Natural gas is a fake solution. If you could replace lignite (the form of coal that has the highest CO2 output) overnight with natural gas you would save 50, 60, 70 percent of emissions, depending on the quality of the gas. But in 20 years you must quit this too. It is perverse in a way to keep drilling, even for natural gas. We should stop immediately. Your country has tremendous potential for solar energy. People think hydrocarbons will bring quick money, but I’m pretty sure that in 20 years oil revenue will be gone.
 
Do you believe that?

Yes. If we want to solve the climate crisis, we have to stop burning oil. This sounds complicated but if we let the crisis evolve we will have other problems, so in both cases, business as usual is not an option. Here at the Institute, we have run our climate models into the deep past. We found that changes are happening now at hundreds of times the natural speed. It’s as if we are crashing into a wall and accelerating. In the last ice age, the mean temperature was only 3 or 4 degrees cooler and much of Europe was covered in ice. Imagine what happens if it gets 5 or 6 degrees warmer in the space of only 100 years. I don’t see how human civilization can be sustained. Whenever I give a talk to bankers, investors and they realize how solid the science is, they become very worried.
 
How about the people who read this interview then continue doing what they’ve always been doing?

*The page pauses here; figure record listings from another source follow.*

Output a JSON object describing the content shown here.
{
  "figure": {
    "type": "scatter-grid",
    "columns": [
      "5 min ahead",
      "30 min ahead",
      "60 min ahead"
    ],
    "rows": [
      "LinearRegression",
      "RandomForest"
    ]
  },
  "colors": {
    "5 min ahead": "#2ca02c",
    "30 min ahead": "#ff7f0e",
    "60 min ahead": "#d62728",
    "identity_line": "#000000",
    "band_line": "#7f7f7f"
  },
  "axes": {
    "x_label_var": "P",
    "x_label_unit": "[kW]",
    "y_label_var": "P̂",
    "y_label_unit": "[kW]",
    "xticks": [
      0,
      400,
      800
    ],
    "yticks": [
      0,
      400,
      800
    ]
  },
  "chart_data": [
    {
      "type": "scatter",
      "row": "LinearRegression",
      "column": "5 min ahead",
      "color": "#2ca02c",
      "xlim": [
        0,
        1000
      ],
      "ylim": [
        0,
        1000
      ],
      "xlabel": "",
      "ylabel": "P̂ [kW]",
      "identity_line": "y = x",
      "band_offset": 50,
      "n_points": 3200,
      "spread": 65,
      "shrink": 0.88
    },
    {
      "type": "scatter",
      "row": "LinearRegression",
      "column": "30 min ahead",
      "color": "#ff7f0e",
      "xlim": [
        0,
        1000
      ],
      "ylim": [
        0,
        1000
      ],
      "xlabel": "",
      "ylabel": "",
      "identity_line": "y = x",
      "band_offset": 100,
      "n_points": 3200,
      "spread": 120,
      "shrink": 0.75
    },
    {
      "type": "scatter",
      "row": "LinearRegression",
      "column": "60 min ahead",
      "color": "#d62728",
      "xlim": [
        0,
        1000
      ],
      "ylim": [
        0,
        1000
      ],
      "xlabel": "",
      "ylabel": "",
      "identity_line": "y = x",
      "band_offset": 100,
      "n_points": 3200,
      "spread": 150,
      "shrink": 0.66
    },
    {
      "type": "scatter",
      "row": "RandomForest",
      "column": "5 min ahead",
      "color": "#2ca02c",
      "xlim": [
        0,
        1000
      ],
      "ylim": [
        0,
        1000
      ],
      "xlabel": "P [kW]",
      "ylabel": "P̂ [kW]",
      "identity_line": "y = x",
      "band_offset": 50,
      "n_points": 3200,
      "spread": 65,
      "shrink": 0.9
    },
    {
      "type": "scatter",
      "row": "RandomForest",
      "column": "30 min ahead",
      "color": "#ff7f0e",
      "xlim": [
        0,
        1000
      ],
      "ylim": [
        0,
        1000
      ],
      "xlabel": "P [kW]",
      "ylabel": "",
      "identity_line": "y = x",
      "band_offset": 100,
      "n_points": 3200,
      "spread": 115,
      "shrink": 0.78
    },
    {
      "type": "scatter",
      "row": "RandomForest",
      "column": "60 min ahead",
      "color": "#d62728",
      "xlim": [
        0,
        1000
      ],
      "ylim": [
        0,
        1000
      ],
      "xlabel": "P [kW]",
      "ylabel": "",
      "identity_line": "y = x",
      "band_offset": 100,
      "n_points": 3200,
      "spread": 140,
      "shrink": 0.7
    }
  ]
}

Everybody is entitled to their own choice. You can feel cancer growing inside you and refuse to see a doctor because you‘re too scared of the diagnosis. I hope more people get convinced nonetheless.
 
You’ve been quoted as saying that if we do nothing, the planet will end up supporting only 1 billion people.

I have not made a serious analysis about this and I do not wish to. But this is my intuition. You see how people kill each other when the slightest controversy arises. Imagine if large coastal areas are inundated and crops fail. If we go to 4, 5, or 6 degrees till the end of the century, hundreds of millions would die. In the end, maybe only a billion would survive. I would rather try to stop this.